你如何在一个 numpy 数组中找到并保存重复的行? [英] how do you find and save duplicated rows in a numpy array?

问题描述

我有一个数组，例如

Array = [[1,1,1],[2,2,2],[3,3,3],[4,4,4],[5,5,5],[1,1,1],[2,2,2]]

我想要输出以下内容的东西:

And i would like something that would output the following:

Repeated = [[1,1,1],[2,2,2]]

保留重复行的数量也可以，例如

Preserving the number of repeated rows would work too, e.g.

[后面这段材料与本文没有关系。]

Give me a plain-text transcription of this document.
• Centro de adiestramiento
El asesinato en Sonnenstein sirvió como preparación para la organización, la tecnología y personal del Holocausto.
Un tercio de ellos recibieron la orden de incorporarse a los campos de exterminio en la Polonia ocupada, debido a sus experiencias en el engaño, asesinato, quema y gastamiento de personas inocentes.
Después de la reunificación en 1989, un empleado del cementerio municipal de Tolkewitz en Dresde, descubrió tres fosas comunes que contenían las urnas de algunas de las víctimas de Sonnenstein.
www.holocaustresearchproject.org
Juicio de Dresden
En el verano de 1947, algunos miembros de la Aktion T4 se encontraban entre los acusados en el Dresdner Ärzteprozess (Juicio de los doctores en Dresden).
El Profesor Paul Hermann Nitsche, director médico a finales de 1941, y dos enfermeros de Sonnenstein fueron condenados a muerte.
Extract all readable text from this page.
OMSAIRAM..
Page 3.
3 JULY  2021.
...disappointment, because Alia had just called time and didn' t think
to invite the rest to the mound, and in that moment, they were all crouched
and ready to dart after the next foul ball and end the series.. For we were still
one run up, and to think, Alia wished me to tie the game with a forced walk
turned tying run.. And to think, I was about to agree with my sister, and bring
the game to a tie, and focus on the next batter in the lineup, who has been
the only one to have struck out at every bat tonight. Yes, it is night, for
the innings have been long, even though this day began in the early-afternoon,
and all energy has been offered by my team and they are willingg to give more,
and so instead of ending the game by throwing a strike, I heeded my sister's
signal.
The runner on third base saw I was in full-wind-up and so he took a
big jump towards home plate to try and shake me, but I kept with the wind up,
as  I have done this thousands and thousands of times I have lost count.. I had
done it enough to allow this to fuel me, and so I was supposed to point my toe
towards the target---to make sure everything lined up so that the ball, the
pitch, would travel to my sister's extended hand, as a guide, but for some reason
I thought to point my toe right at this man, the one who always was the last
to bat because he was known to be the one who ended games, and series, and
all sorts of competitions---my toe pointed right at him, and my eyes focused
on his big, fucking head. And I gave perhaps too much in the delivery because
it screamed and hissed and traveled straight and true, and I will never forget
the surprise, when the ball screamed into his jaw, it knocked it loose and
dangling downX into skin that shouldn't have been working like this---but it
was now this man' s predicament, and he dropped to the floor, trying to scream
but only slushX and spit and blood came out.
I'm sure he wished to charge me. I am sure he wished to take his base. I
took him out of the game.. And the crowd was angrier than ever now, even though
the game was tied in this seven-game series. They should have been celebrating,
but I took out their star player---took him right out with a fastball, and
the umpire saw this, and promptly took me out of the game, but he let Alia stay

Repeated = [[1,1,1],[1,1,1],[2,2,2],[2,2,2]]

我认为该解决方案可能包含 numpy.unique，但我无法使其正常工作，是否有本机 python/numpy 函数?

I thought the solution might include numpy.unique, but i can't get it to work, is there a native python / numpy function?

推荐答案

使用 np.unique 以及为我们提供唯一行的 return_counts=True以及每一行的相应计数，我们可以用 counts > 屏蔽掉这些行.1 从而得到我们想要的输出，就像这样 -

Using the new axis functionality of np.unique alongwith return_counts=True that gives us the unique rows and the corresponding counts for each of those rows, we can mask out the rows with counts > 1 and thus have our desired output, like so -

In [688]: a = np.array([[1,1,1],[2,2,2],[3,3,3],[4,4,4],[5,5,5],[1,1,1],[2,2,2]])

In [689]: unq, count = np.unique(a, axis=0, return_counts=True)

In [690]: unq[count>1]
Out[690]: 
array([[1, 1, 1],
       [2, 2, 2]])

这篇关于你如何在一个 numpy 数组中找到并保存重复的行?的文章就介绍到这了，希望我们推荐的答案对大家有所帮助，也希望大家多多支持IT屋！